Nos journées sont rythmées par le passage de Karoline, tôt le matin, qui succède à Juliette et Guerric pour la livraison du pain, fruits et légumes et autres saveurs. Ensuite, nous maintenons notre réserve d’eau au plus haut grâce au tuyau du ponton de Sainte Anne ; ainsi nous partons en annexe avec nos deux jerricans de 20 litres et notre seau avec vaporisateur d’eau de Javel et chiffon, pour désinfecter tuyau, robinet, échelle….
Puis, nous trouvons toujours quelques travaux d’entretien à effectuer pour le bateau : nettoyage de la ligne de flottaison qui se salit bien vite, de l’hélice ou de la chaîne ;
rinçage et lustrage des vernis intérieurs ; nettoyage du cockpit au polish, nettoyage de la porte coulissante.
Après la sieste, le bain de l’après-midi permet de prendre des nouvelles des uns et des autres ; nous nageons de bateau en bateau et apprécions les échanges qui nous permettent de nous connaître davantage, et de partager les soucis et les bonnes nouvelles. Ainsi, nous avons suivi avec intérêt, les aventures de Sandrine et Yves, en interrogation pour acheter un catamaran, jusqu’à ce que l’expertise dévoile trop de défauts et suspende ce projet ; et nous suivons toujours les pérégrinations de la machine à coudre commandée aux Etats-Unis, en début de confinement, et qui se promène à travers le monde avant d’être livrée sur « La Balluch’ »…
Les amis plus éloignés ne sont pas oubliés non plus, et nous échangeons régulièrement des nouvelles avec Claudie et Hervé, sur « Happy », confinés à la Marina Bas du Fort à Pointe à Pitre, ou Madeleine et Georges, au mouillage à Petite Anse de Bouillante, en Guadeloupe, également.

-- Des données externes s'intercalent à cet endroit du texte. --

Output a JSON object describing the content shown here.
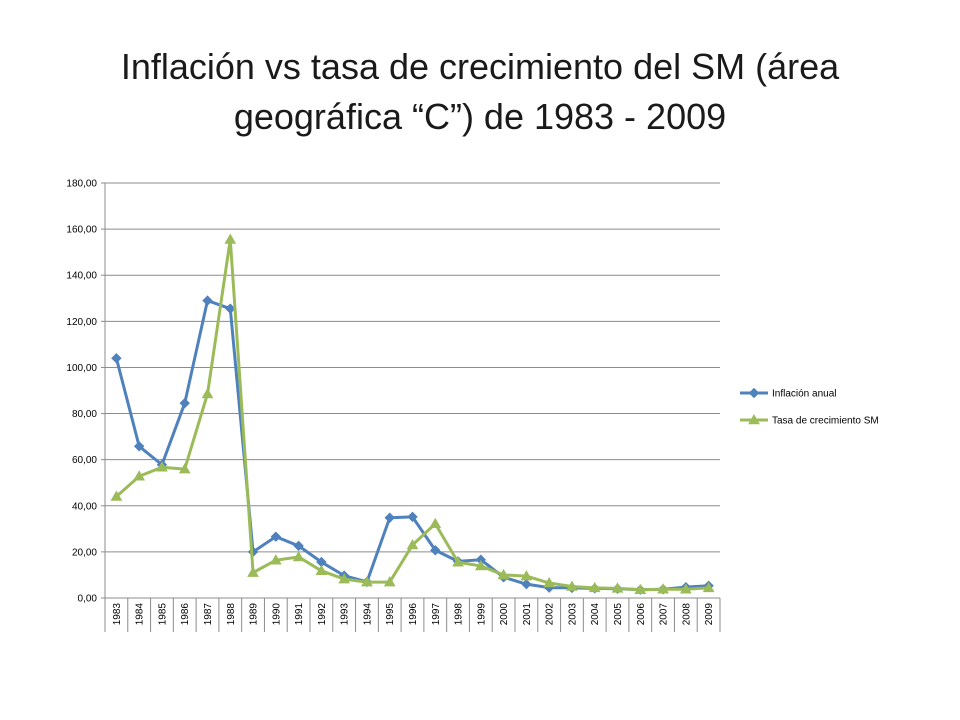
{
  "title": {
    "line1": "Inflación vs tasa de crecimiento del SM (área",
    "line2": "geográfica “C”) de 1983 - 2009"
  },
  "chart_data": {
    "type": "line",
    "categories": [
      "1983",
      "1984",
      "1985",
      "1986",
      "1987",
      "1988",
      "1989",
      "1990",
      "1991",
      "1992",
      "1993",
      "1994",
      "1995",
      "1996",
      "1997",
      "1998",
      "1999",
      "2000",
      "2001",
      "2002",
      "2003",
      "2004",
      "2005",
      "2006",
      "2007",
      "2008",
      "2009"
    ],
    "series": [
      {
        "name": "Inflación anual",
        "color": "#4f81bd",
        "marker": "diamond",
        "values": [
          104.0,
          65.8,
          57.8,
          84.5,
          129.0,
          125.5,
          20.0,
          26.6,
          22.6,
          15.6,
          9.7,
          7.0,
          34.8,
          35.2,
          20.7,
          15.9,
          16.6,
          9.0,
          6.0,
          4.5,
          4.4,
          4.2,
          4.0,
          3.6,
          3.8,
          4.7,
          5.3
        ]
      },
      {
        "name": "Tasa de crecimiento SM",
        "color": "#9bbb59",
        "marker": "triangle",
        "values": [
          44.0,
          52.8,
          56.7,
          55.9,
          88.5,
          155.5,
          11.0,
          16.4,
          17.8,
          11.8,
          8.2,
          6.9,
          6.9,
          23.0,
          32.2,
          15.5,
          13.9,
          10.0,
          9.5,
          6.5,
          5.0,
          4.4,
          4.2,
          3.6,
          3.8,
          3.8,
          4.4
        ]
      }
    ],
    "ylim": [
      0,
      180
    ],
    "yticks": [
      "0,00",
      "20,00",
      "40,00",
      "60,00",
      "80,00",
      "100,00",
      "120,00",
      "140,00",
      "160,00",
      "180,00"
    ],
    "ytick_values": [
      0,
      20,
      40,
      60,
      80,
      100,
      120,
      140,
      160,
      180
    ],
    "grid": "horizontal",
    "legend": "right",
    "xlabel": "",
    "ylabel": ""
  }
}
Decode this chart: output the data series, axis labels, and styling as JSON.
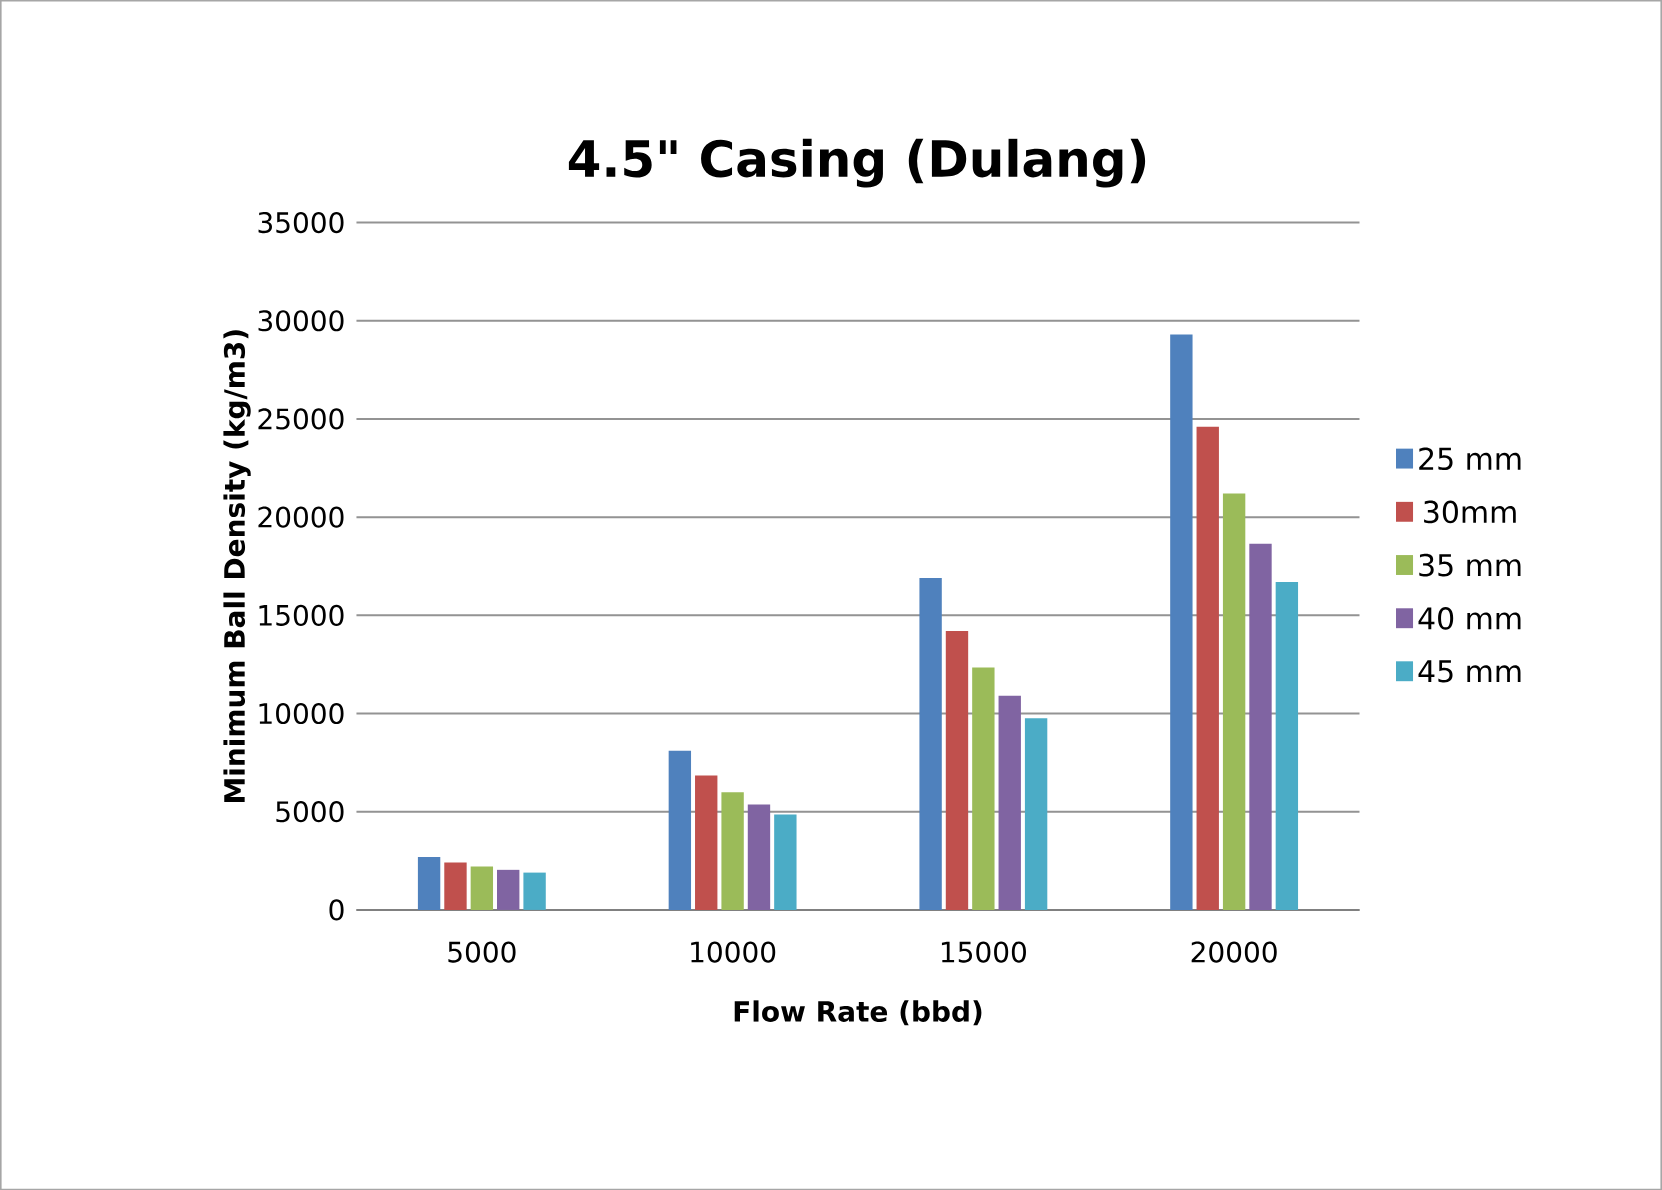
{
  "chart_data": {
    "type": "bar",
    "title": "4.5\" Casing (Dulang)",
    "xlabel": "Flow Rate (bbd)",
    "ylabel": "Minimum Ball Density (kg/m3)",
    "categories": [
      "5000",
      "10000",
      "15000",
      "20000"
    ],
    "series": [
      {
        "name": "25 mm",
        "color": "#4f81bd",
        "values": [
          2690,
          8100,
          16900,
          29300
        ]
      },
      {
        "name": "30mm",
        "color": "#c0504d",
        "values": [
          2410,
          6840,
          14200,
          24600
        ]
      },
      {
        "name": "35 mm",
        "color": "#9bbb59",
        "values": [
          2210,
          5990,
          12350,
          21200
        ]
      },
      {
        "name": "40 mm",
        "color": "#8064a2",
        "values": [
          2040,
          5370,
          10900,
          18640
        ]
      },
      {
        "name": "45 mm",
        "color": "#4bacc6",
        "values": [
          1900,
          4860,
          9760,
          16700
        ]
      }
    ],
    "ylim": [
      0,
      35000
    ],
    "yticks": [
      0,
      5000,
      10000,
      15000,
      20000,
      25000,
      30000,
      35000
    ],
    "grid": "y",
    "legend": "right"
  }
}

Chacun vit un confinement différent : Claudie et Hervé, après la déconvenue de devoir rester bloqués dans un port, passent des moments conviviaux avec les voisins de panne, bloqués comme eux, pour la même durée. Madeleine et Georges se plaisent dans la Petite Anse, sur la côte ouest de la Basse Terre de la Guadeloupe, et les locaux leur permettent de s’approvisionner. Ils créent de nouvelles amitiés au point d’envisager de s’installer à terre dans cet endroit.
Pierrick nous a même créé un groupe WhatsApp qui nous permet de maintenir le lien, de partager les perles humoristiques glanées çà et là…
Les réseaux sociaux (le Cruiser net, Facebook et le groupe « Voiliers confinés en Martinique », notamment) nous permettent également de partager interrogations et avancées en matière de droit de navigation. Ainsi, nous apprenons qu’en Dominique, un voilier français qui faisait route vers Antigua a été arraisonné, de nuit, par les garde-côte, pour être rançonnés. Les propriétaires ont fait appel au CROSS Antilles Guyane, qui a survolé la zone en hélicoptère, et a permis de mettre fin à cette action. Cela fait deviner l’état de l’île, privée de toute activité touristique et donc d’entrée de devises…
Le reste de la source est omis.